Кто-то ночью разрезал палатку. Вытащил рюкзаки. Забрал из них бумажники. Это было обидно. Отдых был полностью испорчен. Мы погрустили и искупались. Собрали оставшиеся вещи. Побрели обратно в «Орленок». Нашли знакомых, в обед возвращавшихся в Краснодар. К вечеру добрались домой. Ничего страшного не случилось. Потери были минимальными. Тем не менее после этого случая я долго избегал палаток.
В двухтысячном мы переехали в Москву. Большой незнакомый город съедал почти всё время. Чтобы не вылететь из нового института, какое-то время мне пришлось учиться. Потом началась работа. И лишь спустя шесть лет, купив первую полноприводную машину, я стал выбираться на природу. Все теплые солнечные выходные, с мая по конец сентября, старался проводить у воды. В основном на ближайшем водохранилище. Знакомые звали подальше. Предлагали поехать с ночевкой. Я всегда отвечал отказом. По каким-то неведомым причинам отчаянно не хотел этого делать. Рассказывал ту летнюю историю. Она не звучала убедительно. Между шумными пляжами под Туапсе и дикими берегами Селигера не было никакой связи. Но меня отсутствие логики не смущало. Вместо неё был простой сценарий. В нём любая поездка с палатками грозила необъяснимой бедой. Тогда этого казалось достаточно.

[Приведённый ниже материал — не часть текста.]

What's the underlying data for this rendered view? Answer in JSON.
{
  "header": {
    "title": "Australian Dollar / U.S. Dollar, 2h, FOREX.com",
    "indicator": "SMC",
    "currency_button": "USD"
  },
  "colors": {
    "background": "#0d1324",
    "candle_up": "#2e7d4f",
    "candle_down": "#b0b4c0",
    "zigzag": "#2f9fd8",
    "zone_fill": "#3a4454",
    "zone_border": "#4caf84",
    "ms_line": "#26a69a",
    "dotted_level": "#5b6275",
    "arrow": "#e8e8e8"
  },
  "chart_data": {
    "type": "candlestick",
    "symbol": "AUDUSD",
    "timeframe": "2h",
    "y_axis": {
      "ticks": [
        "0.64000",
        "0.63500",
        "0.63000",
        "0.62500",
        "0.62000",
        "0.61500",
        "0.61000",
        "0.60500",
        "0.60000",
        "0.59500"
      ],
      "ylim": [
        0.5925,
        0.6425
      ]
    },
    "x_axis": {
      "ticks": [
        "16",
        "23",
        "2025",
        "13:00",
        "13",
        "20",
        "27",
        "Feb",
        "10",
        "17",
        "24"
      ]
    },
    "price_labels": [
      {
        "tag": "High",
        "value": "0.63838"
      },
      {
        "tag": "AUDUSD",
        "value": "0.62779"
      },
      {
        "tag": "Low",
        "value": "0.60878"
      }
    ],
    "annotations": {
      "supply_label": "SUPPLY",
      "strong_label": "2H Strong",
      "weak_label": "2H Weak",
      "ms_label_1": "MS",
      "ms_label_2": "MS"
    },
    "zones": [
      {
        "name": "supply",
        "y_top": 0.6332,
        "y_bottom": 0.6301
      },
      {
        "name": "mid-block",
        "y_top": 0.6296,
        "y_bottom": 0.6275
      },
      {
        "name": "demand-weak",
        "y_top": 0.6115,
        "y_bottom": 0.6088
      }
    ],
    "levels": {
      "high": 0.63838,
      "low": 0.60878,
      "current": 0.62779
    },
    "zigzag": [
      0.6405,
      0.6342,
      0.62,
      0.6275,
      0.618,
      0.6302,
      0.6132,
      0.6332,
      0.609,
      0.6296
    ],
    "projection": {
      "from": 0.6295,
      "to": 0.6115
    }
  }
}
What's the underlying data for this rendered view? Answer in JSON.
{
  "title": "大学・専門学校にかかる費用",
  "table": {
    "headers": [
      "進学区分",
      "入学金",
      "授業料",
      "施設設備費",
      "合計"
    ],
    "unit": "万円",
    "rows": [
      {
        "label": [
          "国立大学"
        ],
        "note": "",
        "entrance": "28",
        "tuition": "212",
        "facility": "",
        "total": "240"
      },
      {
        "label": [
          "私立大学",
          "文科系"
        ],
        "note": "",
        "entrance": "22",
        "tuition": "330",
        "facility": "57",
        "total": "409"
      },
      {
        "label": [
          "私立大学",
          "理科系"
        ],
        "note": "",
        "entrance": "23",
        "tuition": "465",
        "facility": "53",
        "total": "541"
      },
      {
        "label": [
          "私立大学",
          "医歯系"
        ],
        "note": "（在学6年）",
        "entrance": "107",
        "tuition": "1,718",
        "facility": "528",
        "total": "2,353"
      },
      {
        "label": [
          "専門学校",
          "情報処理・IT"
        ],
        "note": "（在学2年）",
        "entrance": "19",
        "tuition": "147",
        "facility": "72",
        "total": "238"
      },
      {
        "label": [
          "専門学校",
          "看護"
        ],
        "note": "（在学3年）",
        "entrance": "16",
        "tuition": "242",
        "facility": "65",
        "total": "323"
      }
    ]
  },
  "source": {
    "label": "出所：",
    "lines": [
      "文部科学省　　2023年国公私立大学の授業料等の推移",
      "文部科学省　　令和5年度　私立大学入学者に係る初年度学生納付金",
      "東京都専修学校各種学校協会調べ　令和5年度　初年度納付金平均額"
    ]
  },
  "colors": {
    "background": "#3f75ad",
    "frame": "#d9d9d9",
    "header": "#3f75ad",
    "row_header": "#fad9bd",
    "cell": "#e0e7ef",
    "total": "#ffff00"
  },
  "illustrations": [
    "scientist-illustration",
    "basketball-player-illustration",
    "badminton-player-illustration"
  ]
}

Шли годы. Маршруты удлинялись. Дня перестало хватать. Теплыми летними вечерами, когда река погружалась в сумерки, было особенно обидно собираться и уезжать домой. Хотелось никуда не торопиться. Подольше посидеть у костра. Помолчать. Насладиться тишиной и туманом. Не выдержав, я купил палатку. Ничего страшного не случилось. За десять последующих лет самыми неожиданными происшествиями стали визиты вечерних гостей. Ежей, ужей и мышей. Да красивого пугливого лиса, регулярно выпрашивавшего шашлык. Вопрос о неотвратимой опасности так и повис в воздухе. Я просто о нем забыл. Чуть позже дополнил отдых удочками.
Первая была с поплавком. Червяки мне совсем не нравились. Кое-как я смирился с дождевыми. Насаживал их на крючок. Забрасывал бедолаг в воду. Шел с чистой совестью загорать. Иногда попадалась рыба. Однажды – величиной с ладонь. Мне нравилась такая рыбалка. Она не требовала внимания. Помогала скоротать время. Изредка приносила сюрпризы. В целом была довольно приятной. Но червяки её, безусловно, портили. Пришлось переключиться на спиннинг.
Красивые пластиковые рыбки, которыми нужно было дразнить хищника, приносили гораздо больше удовольствия. Пару лет я бросал их с берега. Потом купил лодку. Проводил на воде много времени. Успеха достигал редко. Результаты не имели значения. Мне нравился сам процесс. Простые символические действия, создававшие иллюзию занятости. Теперь, спустя много лет, всё изменилось полностью. Появилась понятная цель. Меня охватил азарт. Чистый восторг успехов. И горькие, порой совершенно необъяснимые, тяжелые переживания неудач. Обуреваемый этими чувствами, ранним октябрьским утром я вновь возвращался в Лучки. На этот раз во что бы то ни стало хотел поймать рыбу.